Dear Person With a Compost Pile on The Backside of My Fence,

This was the first summer in our new home. We moved in last October, and had been excited to enjoy our great new patio once the weather warmed up. And we did, for most of spring anyway. Then, around late June, our porch became unusable.

It all began when my two and four-year-old, nearly feral, daughters decided, on their own, that they didn’t want to play in the backyard anymore. We chalked it up to the heat, after all it was hot. But then a few days later my wife was working in the yard and flies of all sizes and varieties started dive bombing her so much she was forced to call it a day.

After that my wife became super vigilant, and timely, about picking up after our small dog anytime he went number two in the yard. The poor little guy could barely get it out without a plastic bag attacking it.

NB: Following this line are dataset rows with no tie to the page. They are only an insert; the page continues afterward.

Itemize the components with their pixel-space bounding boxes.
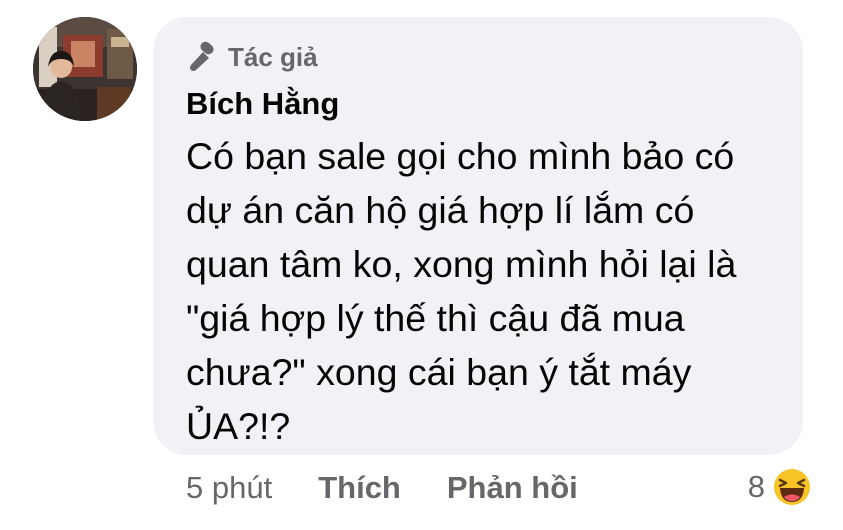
comment-bubble: Tác giả Bích Hằng Có bạn sale gọi cho mì… <box>153 17 803 455</box>
reaction-count: 8 <box>747 469 765 504</box>
comment-timestamp[interactable]: 5 phút <box>186 470 272 506</box>
like-button[interactable]: Thích <box>318 470 401 506</box>
reaction-summary[interactable]: 8 <box>748 465 813 509</box>
microphone-icon <box>186 40 220 74</box>
author-badge: Tác giả <box>186 39 783 75</box>
haha-emoji-icon <box>771 466 813 508</box>
author-badge-label: Tác giả <box>228 41 318 72</box>
avatar[interactable] <box>33 17 137 121</box>
comment-thread: Tác giả Bích Hằng Có bạn sale gọi cho mì… <box>0 0 843 530</box>
reply-button[interactable]: Phản hồi <box>447 470 578 506</box>
comment-text: Có bạn sale gọi cho mình bảo có dự án că… <box>186 135 737 447</box>
comment-actions: 5 phút Thích Phản hồi <box>186 468 578 508</box>
author-name[interactable]: Bích Hằng <box>186 85 783 123</box>
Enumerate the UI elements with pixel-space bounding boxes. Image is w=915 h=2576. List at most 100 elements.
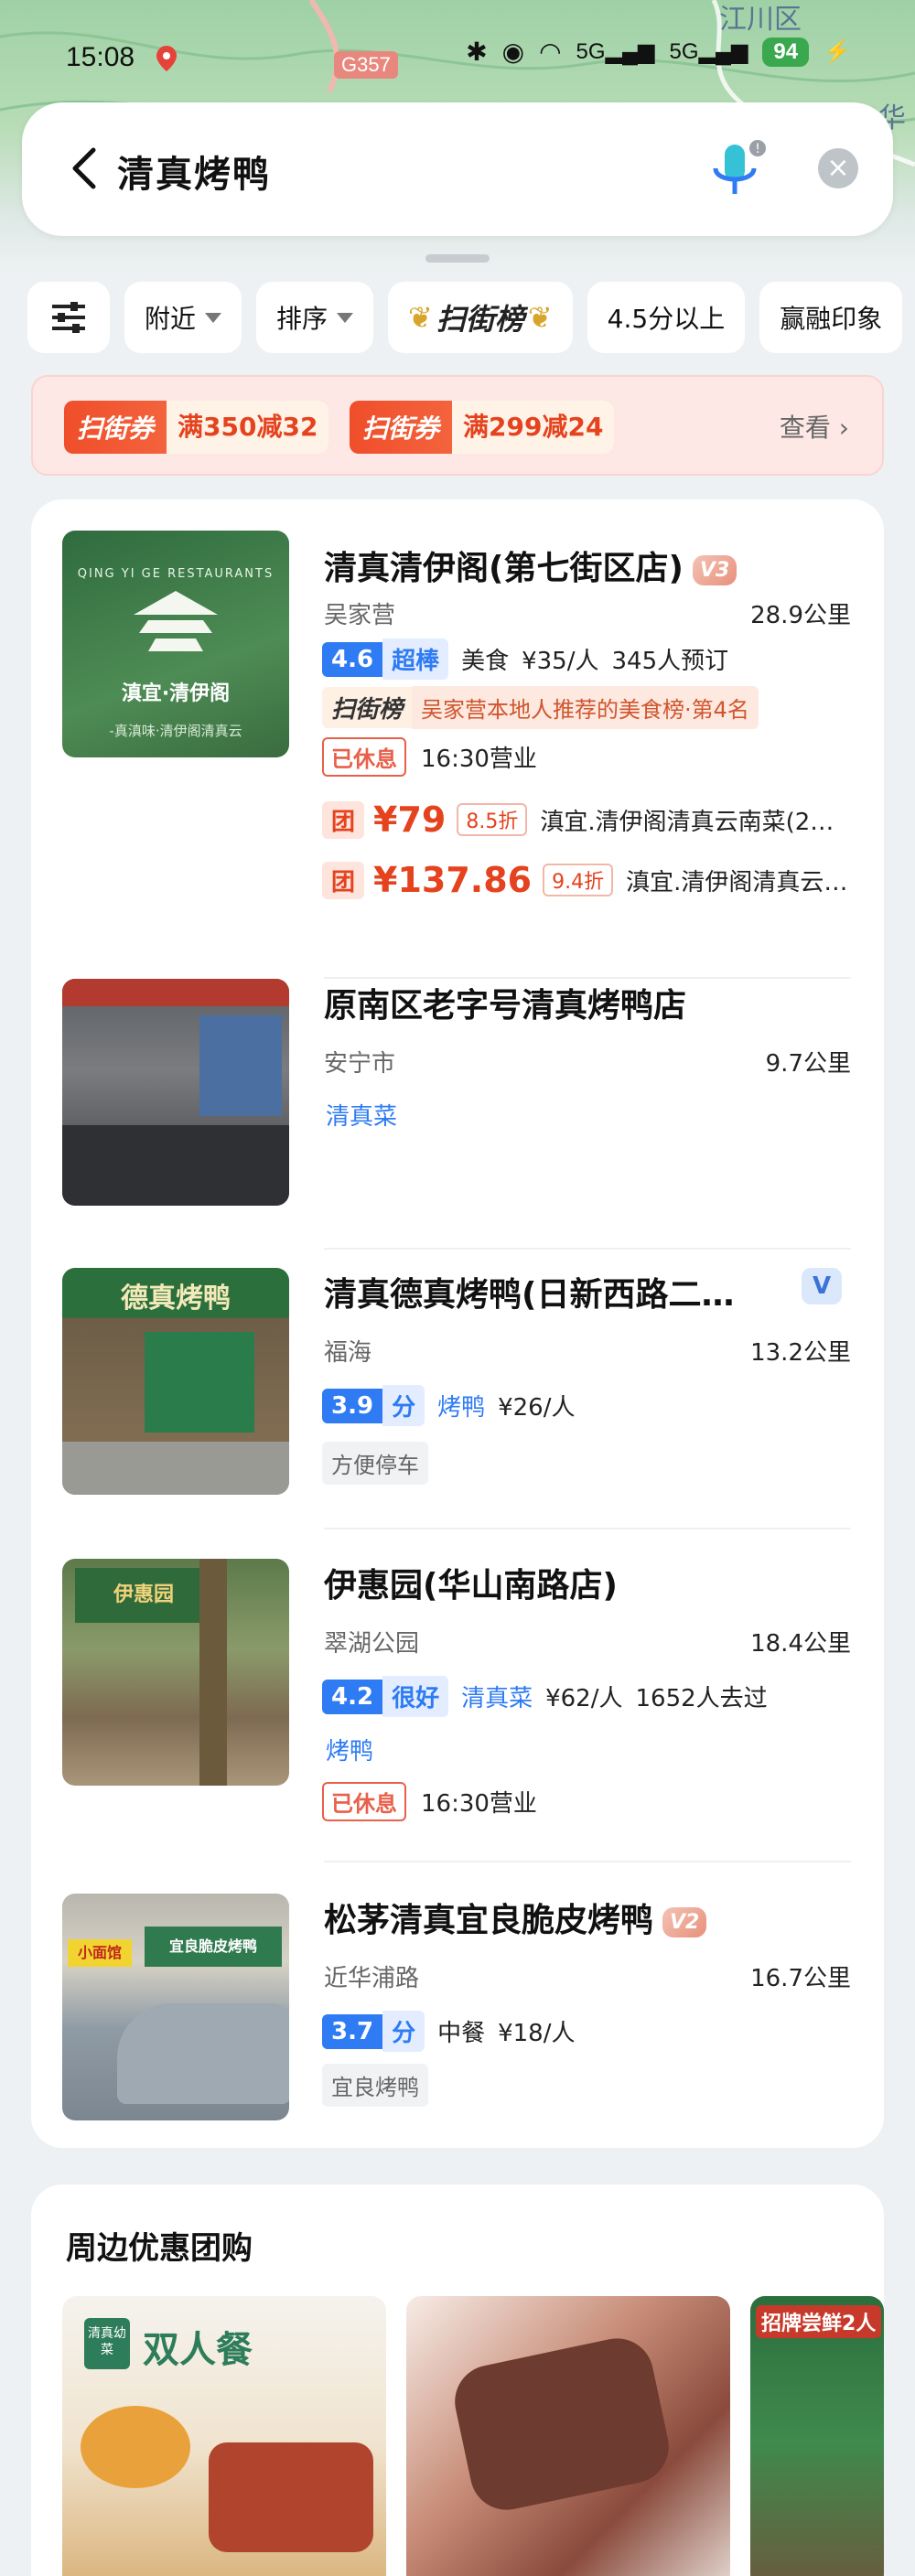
coupon-amount: 满350减32	[167, 401, 329, 454]
location-pin-icon	[156, 46, 177, 71]
result-item[interactable]: 原南区老字号清真烤鸭店 安宁市 9.7公里 清真菜	[31, 979, 884, 1250]
coupon-1[interactable]: 扫街券 满350减32	[64, 401, 329, 454]
price-text: ¥26/人	[498, 1394, 576, 1422]
group-deal-card[interactable]: 招牌尝鲜2人	[750, 2296, 884, 2576]
restaurant-distance: 9.7公里	[765, 1050, 851, 1078]
laurel-icon: ❦	[408, 300, 433, 335]
restaurant-thumbnail[interactable]: QING YI GE RESTAURANTS 滇宜·清伊阁 -真滇味·清伊阁清真…	[62, 531, 289, 757]
thumb-title: 德真烤鸭	[121, 1283, 231, 1315]
filter-nearby[interactable]: 附近	[124, 282, 242, 353]
result-item[interactable]: 小面馆 宜良脆皮烤鸭 松茅清真宜良脆皮烤鸭 V2 近华浦路 16.7公里 3.7 …	[31, 1894, 884, 2122]
filter-sort-label: 排序	[276, 304, 328, 334]
open-time: 16:30营业	[421, 1790, 537, 1818]
thumb-footer: -真滇味·清伊阁清真云	[109, 723, 242, 739]
cuisine-tag: 烤鸭	[326, 1738, 374, 1766]
rating-word: 很好	[382, 1676, 449, 1717]
restaurant-thumbnail[interactable]	[62, 979, 289, 1206]
restaurant-distance: 18.4公里	[750, 1630, 851, 1658]
group-deal-badge: 团	[322, 800, 365, 839]
business-status: 已休息 16:30营业	[322, 1782, 537, 1821]
search-bar[interactable]: 清真烤鸭 ! ×	[22, 102, 893, 236]
filter-rating[interactable]: 4.5分以上	[587, 282, 746, 353]
restaurant-distance: 16.7公里	[750, 1965, 851, 1992]
feature-tag: 方便停车	[322, 1442, 428, 1485]
divider	[324, 1861, 851, 1862]
card-label: 招牌尝鲜2人	[756, 2305, 882, 2338]
restaurant-thumbnail[interactable]: 伊惠园	[62, 1559, 289, 1786]
filter-brand[interactable]: 赢融印象	[759, 282, 903, 353]
chevron-down-icon	[205, 312, 222, 323]
restaurant-area: 安宁市	[324, 1050, 396, 1078]
divider	[324, 1528, 851, 1530]
chevron-right-icon: ›	[838, 413, 849, 443]
clear-search-button[interactable]: ×	[818, 148, 858, 188]
price-text: ¥35/人	[522, 648, 599, 675]
restaurant-name: 松茅清真宜良脆皮烤鸭 V2	[324, 1894, 836, 1941]
thumb-sign: 小面馆	[68, 1939, 132, 1967]
signal-icon: 5G▂▄▆	[576, 39, 655, 64]
restaurant-area: 吴家营	[324, 602, 396, 629]
filter-rank-label: 扫街榜	[436, 302, 524, 337]
voice-mic-icon[interactable]: !	[701, 135, 774, 209]
svg-text:!: !	[755, 142, 760, 156]
filter-brand-label: 赢融印象	[780, 304, 883, 334]
cuisine-tag: 清真菜	[326, 1103, 398, 1131]
category-text: 中餐	[437, 2020, 486, 2047]
restaurant-area: 近华浦路	[324, 1965, 420, 1992]
group-deal-card[interactable]	[406, 2296, 730, 2576]
coupon-view-more[interactable]: 查看 ›	[780, 408, 849, 445]
coupon-2[interactable]: 扫街券 满299减24	[350, 401, 615, 454]
restaurant-thumbnail[interactable]: 德真烤鸭	[62, 1268, 289, 1495]
booking-count: 345人预订	[611, 648, 729, 675]
restaurant-name: 伊惠园(华山南路店)	[324, 1567, 618, 1605]
signal2-icon: 5G▂▄▆	[669, 39, 748, 64]
rating-score: 4.2	[322, 1679, 383, 1714]
drag-handle[interactable]	[425, 254, 490, 263]
rank-tag[interactable]: 扫街榜 吴家营本地人推荐的美食榜·第4名	[322, 686, 759, 729]
result-item[interactable]: 德真烤鸭 清真德真烤鸭(日新西路二… V 福海 13.2公里 3.9 分 烤鸭 …	[31, 1268, 884, 1530]
thumb-title: 伊惠园	[75, 1568, 212, 1623]
visit-count: 1652人去过	[635, 1685, 768, 1712]
price-text: ¥18/人	[498, 2020, 576, 2047]
category-text: 烤鸭	[437, 1394, 486, 1422]
status-time: 15:08	[66, 42, 135, 72]
cuisine-tag: 宜良烤鸭	[322, 2064, 428, 2107]
rating-score: 4.6	[322, 641, 383, 677]
deal-title: 滇宜.清伊阁清真云南菜(2…	[540, 808, 834, 836]
search-query[interactable]: 清真烤鸭	[117, 145, 271, 198]
group-deal-card[interactable]: 清真幼菜 双人餐	[62, 2296, 386, 2576]
category-text: 美食	[461, 648, 510, 675]
back-arrow-icon[interactable]	[59, 141, 113, 196]
filter-rating-label: 4.5分以上	[607, 304, 726, 334]
location-icon: ◉	[501, 38, 525, 66]
result-item[interactable]: QING YI GE RESTAURANTS 滇宜·清伊阁 -真滇味·清伊阁清真…	[31, 531, 884, 979]
restaurant-distance: 13.2公里	[750, 1339, 851, 1367]
filter-settings-button[interactable]	[27, 282, 110, 353]
rating-word: 分	[382, 1385, 425, 1426]
charging-icon: ⚡	[824, 39, 851, 64]
deal-title: 滇宜.清伊阁清真云…	[626, 868, 848, 896]
deal-row[interactable]: 团 ¥137.86 9.4折 滇宜.清伊阁清真云…	[322, 860, 891, 900]
thumb-title: 滇宜·清伊阁	[121, 682, 231, 705]
coupon-bar[interactable]: 扫街券 满350减32 扫街券 满299减24 查看 ›	[31, 375, 884, 476]
coupon-amount: 满299减24	[452, 401, 615, 454]
bluetooth-icon: ✱	[466, 38, 488, 66]
deal-discount: 8.5折	[457, 803, 528, 836]
filter-sort[interactable]: 排序	[256, 282, 374, 353]
restaurant-area: 翠湖公园	[324, 1630, 420, 1658]
result-item[interactable]: 伊惠园 伊惠园(华山南路店) 翠湖公园 18.4公里 4.2 很好 清真菜 ¥6…	[31, 1559, 884, 1862]
rating-row: 4.6 超棒 美食 ¥35/人 345人预订	[322, 639, 741, 680]
restaurant-thumbnail[interactable]: 小面馆 宜良脆皮烤鸭	[62, 1894, 289, 2120]
restaurant-distance: 28.9公里	[750, 602, 851, 629]
closed-badge: 已休息	[322, 1782, 406, 1821]
level-badge: V3	[692, 554, 737, 585]
group-deal-badge: 团	[322, 861, 365, 899]
laurel-icon: ❦	[527, 300, 553, 335]
rating-row: 3.7 分 中餐 ¥18/人	[322, 2011, 587, 2052]
rating-score: 3.7	[322, 2013, 383, 2049]
price-text: ¥62/人	[545, 1685, 623, 1712]
deal-row[interactable]: 团 ¥79 8.5折 滇宜.清伊阁清真云南菜(2…	[322, 800, 869, 840]
filter-rank[interactable]: ❦ 扫街榜 ❦	[388, 282, 573, 353]
filter-nearby-label: 附近	[145, 304, 197, 334]
divider	[324, 1248, 851, 1250]
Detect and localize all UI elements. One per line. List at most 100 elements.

Despite all of this, the little town of flies living in my yard quickly boomed into a bustling fly metroplex.

Next step, we got these amazing fly traps and put them all along the back fence. It was so disgusting, it was ridiculously stinky, and to witness dozens of flies swarming and being trapped in a bag -- all while dozens more crowded the entrance like it was the Studio 54 of their Fly Metropolis -- was gross.

Onetime I swear I overheard a fly saying “look, I know the flies inside are saying ‘don’t come in! It’s a trap!’ But they’re only saying it because they want to keep whatever smells so terrible in there for themselves!” Before elbowing his way in with his tiny little fly elbows. Sucker.

But, it was working. We were catching flies and as long as the wind was blowing in our favor, we could enjoy our patio once again.

And so we spent the summer on our patio with the nastiest of stenches wafting about, but it was better than the alternative; swarming flies.

That takes us to Labor Day weekend, and my wife is doing some work behind our property, and there it is in all it's rotting glory: one big a$$ compost pile, freshly filled with decomposing veggies, and whatever else our neighbors didn't eat from dinner the night before.

This compost pile is about 6 feet from our fly bag covered fence, and not much further from our perfect patio, and oh so obvious the majority source of our fly infestation.

While neither my wife nor I believe this compost pile was placed with ill intentions, we need it gone, it's football season now and I need my patio. So, please, if you have any advice on how to approach these people it'd certainly be appreciated.

Keep in mind that we have no idea who they are, and to be honest we have never seen a single person in the backyard. But we know that they are there and that they don't eat all their vegetables, and we've got the fly corpses to prove it.